プレート運動による定常的な地殻変動量を補正する
セミ・ダイナミック補正支援ソフトウェア“SemiDynaEXE”の概要



目的
 プレート境界に位置する我が国においては、プレート運動に伴う地殻変動により、各種測量の基準となる基準点の相対的な位置関係が徐々に変化し、歪みとして蓄積していくことになります。基準点の測量成果は測地成果2000(1997年1月1日現在)として維持し、測量して得た観測結果との乖離を補正する「セミ・ダイナミック補正」を行うことで、いつでも高精度な位置情報の利活用が可能となります。
 セミ・ダイナミック補正支援ソフトウェア「SemiDynaEXE」は、電子基準点の観測データや三角点の繰り返し観測等のデータを基に作成された補正パラメータにより、基準点測量において既知点とする電子基準点等の測量時までの地殻変動量を推定し、今期の位置情報へ補正処理するとともに、求められた今期の新点位置情報を測地成果2000の元期における位置情報へ補正処理するソフトウェアです。

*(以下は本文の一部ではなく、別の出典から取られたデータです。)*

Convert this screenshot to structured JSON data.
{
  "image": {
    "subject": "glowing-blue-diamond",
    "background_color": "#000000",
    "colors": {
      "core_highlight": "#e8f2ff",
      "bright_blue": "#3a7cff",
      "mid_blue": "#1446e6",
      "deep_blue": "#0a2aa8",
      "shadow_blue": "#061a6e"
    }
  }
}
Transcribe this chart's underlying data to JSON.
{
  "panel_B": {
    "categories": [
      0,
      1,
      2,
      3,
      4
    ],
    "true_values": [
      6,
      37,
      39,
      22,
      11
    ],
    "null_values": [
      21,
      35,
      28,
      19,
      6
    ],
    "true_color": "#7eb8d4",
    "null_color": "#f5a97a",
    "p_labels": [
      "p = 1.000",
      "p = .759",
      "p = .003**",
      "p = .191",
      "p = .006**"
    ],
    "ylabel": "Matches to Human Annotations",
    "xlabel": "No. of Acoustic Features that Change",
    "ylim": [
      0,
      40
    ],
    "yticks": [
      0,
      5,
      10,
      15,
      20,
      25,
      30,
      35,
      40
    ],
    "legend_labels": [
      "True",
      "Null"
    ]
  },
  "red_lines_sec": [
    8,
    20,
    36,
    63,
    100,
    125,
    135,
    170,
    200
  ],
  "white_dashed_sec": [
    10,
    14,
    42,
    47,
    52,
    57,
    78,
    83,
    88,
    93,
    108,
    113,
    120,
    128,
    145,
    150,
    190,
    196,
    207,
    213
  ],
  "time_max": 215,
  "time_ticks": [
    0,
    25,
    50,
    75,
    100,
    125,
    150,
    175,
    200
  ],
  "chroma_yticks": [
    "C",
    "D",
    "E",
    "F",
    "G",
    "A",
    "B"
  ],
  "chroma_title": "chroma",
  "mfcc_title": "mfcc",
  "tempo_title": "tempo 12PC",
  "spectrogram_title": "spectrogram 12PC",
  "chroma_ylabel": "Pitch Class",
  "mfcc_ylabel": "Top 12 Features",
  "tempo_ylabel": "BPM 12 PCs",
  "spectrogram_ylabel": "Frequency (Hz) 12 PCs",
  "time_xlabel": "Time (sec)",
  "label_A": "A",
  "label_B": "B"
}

この補正方法が有効な基準点測量に利用されるよう、Webページ上でソフトウェアを無償で提供することにしました。

内容
  1. 適用範囲
    日本全土(一部離島を除く)を対象に補正パラメータファイルが作成されており、補正パラメータファイルの有効期限は、原則的に当該年度内となっています。

  2. 機能
    (1)緯度、経度、標高の補正
    緯度、経度、標高を元期から今期もしくは今期から元期の緯度、経度、標高に補正します。
    (2)平面直角座標値、標高の補正
    平面直角座標値、標高を元期から今期もしくは今期から元期の平面直角座標値、標高に補正します。
※標高に補正する代わりに、楕円体高に補正することも可能です。
なお、この場合、標高の欄に表示される補正数値は楕円体高になります。


セミ・ダイナミック補正支援ソフトウェアの利用に当たって
入力する座標値は、世界測地系(ITRF94系、GRS80楕円体)に準拠していることが前提です。
ソフトウェアの提供方法
  1. Web上での座標補正
    1点毎に緯度、経度、標高又は平面直角座標値、標高を入力し、元期から今期もしくは今期から元期の座標に補正します。


  2. セミ・ダイナミック補正支援ソフトウェア「SemiDynaEXE」のダウンロード
    1点毎の補正に加えて大量の緯度、経度、標高又は平面直角座標値、標高を一括補正することが可能です。なお、このソフトウェアはWindowsXP及びWindowsVista対応です。
使用にあたっての注意点

ソフトウェアをダウンロードする場合には、使用許諾書に同意していただく必要があります。